Prediction of protein structural class by amino acid and polypeptide composition.

A new approach of predicting structural classes of protein domain sequences is presented in this paper. Besides the amino acid composition, the composition of several dipeptides, tripeptides, tetrapeptides, pentapeptides and hexapeptides are taken into account based on the stepwise discriminant analysis. The result of jackknife test shows that this new approach can lead to higher predictive sensitivity and specificity for reduced sequence similarity datasets. Considering the dataset PDB40-B constructed by Brenner and colleagues, 75.2% protein domain sequences are correctly assigned in the jackknife test for the four structural classes: all-alpha, all-beta, alpha/beta and alpha + beta, which is improved by 19.4% in jackknife test and 25.5% in resubstitution test, in contrast with the component-coupled algorithm using amino acid composition alone (AAC approach) for the same dataset.

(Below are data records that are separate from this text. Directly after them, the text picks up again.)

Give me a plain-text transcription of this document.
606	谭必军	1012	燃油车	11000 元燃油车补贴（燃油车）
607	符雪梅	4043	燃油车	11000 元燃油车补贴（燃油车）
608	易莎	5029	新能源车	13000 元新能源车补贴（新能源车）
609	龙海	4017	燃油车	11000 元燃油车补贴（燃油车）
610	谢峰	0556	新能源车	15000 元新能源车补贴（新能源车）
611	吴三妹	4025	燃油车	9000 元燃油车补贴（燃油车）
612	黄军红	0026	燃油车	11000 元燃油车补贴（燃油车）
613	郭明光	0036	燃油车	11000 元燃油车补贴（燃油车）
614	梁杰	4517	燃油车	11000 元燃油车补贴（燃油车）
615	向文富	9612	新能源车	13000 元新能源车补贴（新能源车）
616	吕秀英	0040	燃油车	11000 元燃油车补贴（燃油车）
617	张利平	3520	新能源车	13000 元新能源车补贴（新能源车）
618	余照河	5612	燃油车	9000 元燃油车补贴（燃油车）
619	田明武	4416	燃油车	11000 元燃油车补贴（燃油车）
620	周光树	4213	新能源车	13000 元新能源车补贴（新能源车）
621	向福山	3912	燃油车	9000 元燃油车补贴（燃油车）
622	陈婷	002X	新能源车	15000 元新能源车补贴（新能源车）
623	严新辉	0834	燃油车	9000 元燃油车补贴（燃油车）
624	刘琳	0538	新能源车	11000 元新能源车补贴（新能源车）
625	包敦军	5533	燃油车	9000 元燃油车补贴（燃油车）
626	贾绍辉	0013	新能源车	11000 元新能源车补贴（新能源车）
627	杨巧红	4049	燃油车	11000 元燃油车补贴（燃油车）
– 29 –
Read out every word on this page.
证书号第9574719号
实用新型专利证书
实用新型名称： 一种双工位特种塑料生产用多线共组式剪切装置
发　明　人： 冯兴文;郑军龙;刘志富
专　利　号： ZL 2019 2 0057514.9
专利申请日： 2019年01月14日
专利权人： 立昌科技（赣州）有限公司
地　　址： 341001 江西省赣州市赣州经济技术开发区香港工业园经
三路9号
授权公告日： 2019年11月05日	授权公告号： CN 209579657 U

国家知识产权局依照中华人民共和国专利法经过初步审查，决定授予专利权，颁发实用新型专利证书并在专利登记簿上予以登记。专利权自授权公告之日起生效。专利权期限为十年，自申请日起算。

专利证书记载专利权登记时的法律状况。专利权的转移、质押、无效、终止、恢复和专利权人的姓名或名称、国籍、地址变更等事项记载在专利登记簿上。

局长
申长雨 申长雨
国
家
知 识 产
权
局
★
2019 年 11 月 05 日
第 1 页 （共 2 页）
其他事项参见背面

In the cross-validation test with dataset PDB40-J constructed by Park and colleagues, more than 80% predictive accuracy is obtained. Furthermore, for the dataset constructed by Chou and Maggiona, the accuracy of 100% and 99.7% can be easily achieved, respectively, in the resubstitution test and in the jackknife test merely taking the composition of dipeptides into account. Therefore, this new method provides an effective tool to extract valuable information from protein sequences, which can be used for the systematic analysis of small or medium size protein sequences. The computer programs used in this paper are available on request.